Whither the Lord’s Prayer?

A reader response to Maggie Phillips "I Pledge . . . Allegiance?"
By Willard Spiegelman

Maggie Phillips’s article about the recitation of the Pledge of Allegiance in American schools provokes a consideration of another issue: the recitation of the Lord’s Prayer.

Is this still part of daily school life?

When I was in elementary school (the Dark Ages of the 1950s), we recited both the pledge and the prayer every day. To my recollection, no one refused, no one objected. It was the way things were done.

In retrospect, the prayer was a more interesting part of our day. My school, in suburban Philadelphia, had a Jewish population of around 90%. Did anyone take umbrage at a required Christian recitation? Nothing in the language of the prayer mentions Jesus, so God (the Father, or any combination of numbers) was understood as pretty generic.

Aside from making me aware of odd words like “indivisible” and “trespass,” for which I was grateful, the formulaic articulations had little effect.

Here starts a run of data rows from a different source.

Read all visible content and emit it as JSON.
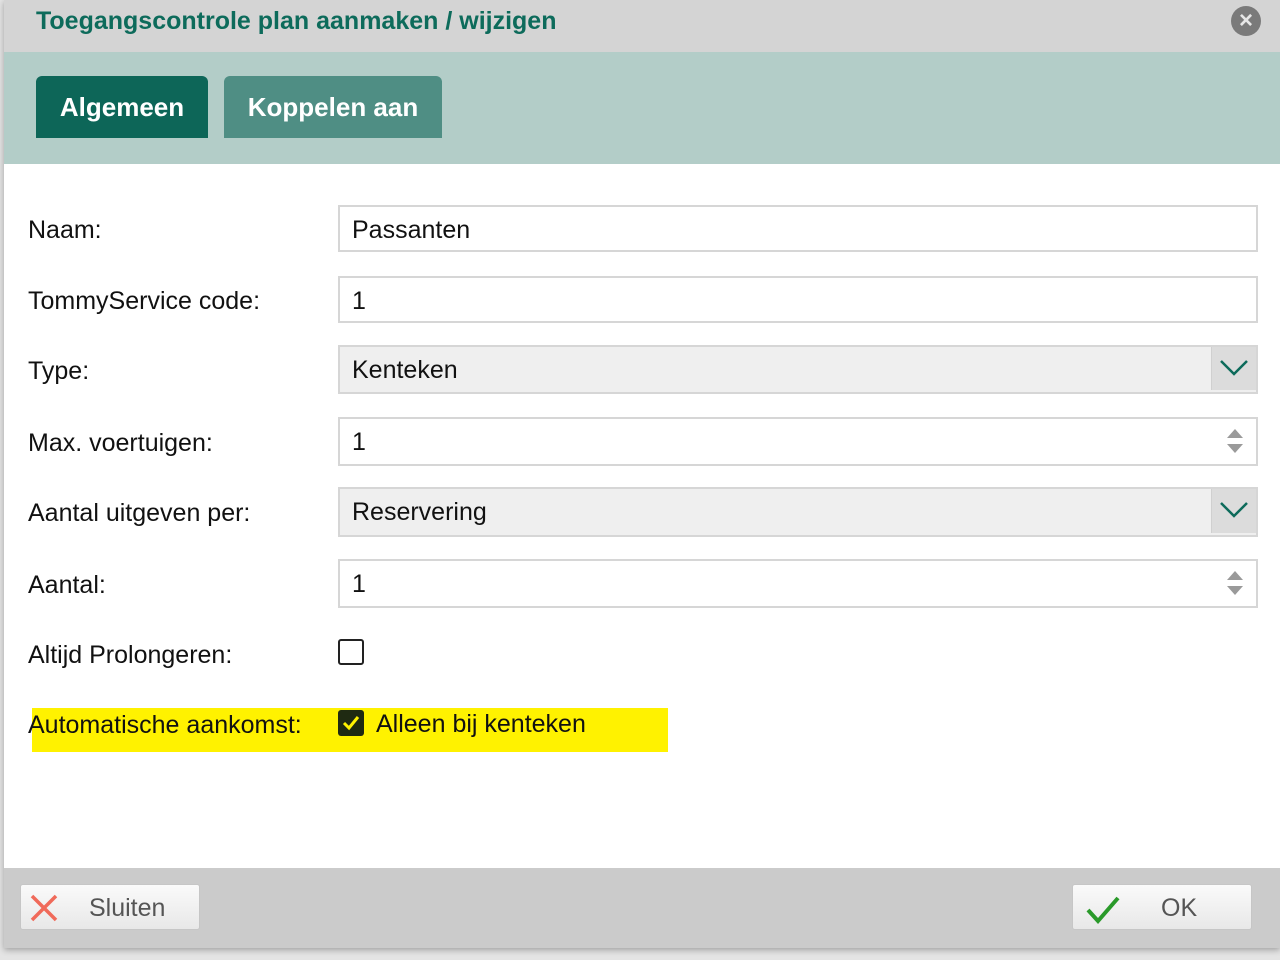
{
  "dialog": {
    "title": "Toegangscontrole plan aanmaken / wijzigen",
    "close_symbol": "×"
  },
  "tabs": [
    {
      "label": "Algemeen",
      "active": true
    },
    {
      "label": "Koppelen aan",
      "active": false
    }
  ],
  "form": {
    "naam": {
      "label": "Naam:",
      "value": "Passanten"
    },
    "tommyservice_code": {
      "label": "TommyService code:",
      "value": "1"
    },
    "type": {
      "label": "Type:",
      "value": "Kenteken"
    },
    "max_voertuigen": {
      "label": "Max. voertuigen:",
      "value": "1"
    },
    "aantal_uitgeven_per": {
      "label": "Aantal uitgeven per:",
      "value": "Reservering"
    },
    "aantal": {
      "label": "Aantal:",
      "value": "1"
    },
    "altijd_prolongeren": {
      "label": "Altijd Prolongeren:",
      "checked": false
    },
    "automatische_aankomst": {
      "label": "Automatische aankomst:",
      "checkbox_label": "Alleen bij kenteken",
      "checked": true
    }
  },
  "footer": {
    "close_label": "Sluiten",
    "ok_label": "OK"
  },
  "icons": {
    "close": "close-x-icon",
    "dropdown": "chevron-down-icon",
    "spinner": "spinner-arrows-icon",
    "check": "checkmark-icon"
  },
  "colors": {
    "title": "#0d6b5b",
    "tabbar_bg": "#b3cdc8",
    "tab_active": "#0d6658",
    "tab_inactive": "#4f8e84",
    "highlight": "#fff200",
    "cancel_icon": "#f06a5a",
    "ok_icon": "#2a9a2a"
  }
}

I became neither patriotic nor religiously observant. Obedient, yes; flag-waving, no.

The main function of both recitations was to acknowledge the start of our daily business. Patriotic affirmation and religious humility could have been replaced by virtually any short recitation, any mantra, in any language, and would have served the same function.

– Willard Spiegelman

Willard Spiegelman is the Hughes Professor of English, emeritus, at Southern Methodist University. He is the author of ten books, the most recent of which is Nothing Stays Put: The Life and Poetry of Amy Clampitt (Alfred A. Knopf). For the past thirty-five years he has written about books and the arts for The Wall Street Journal.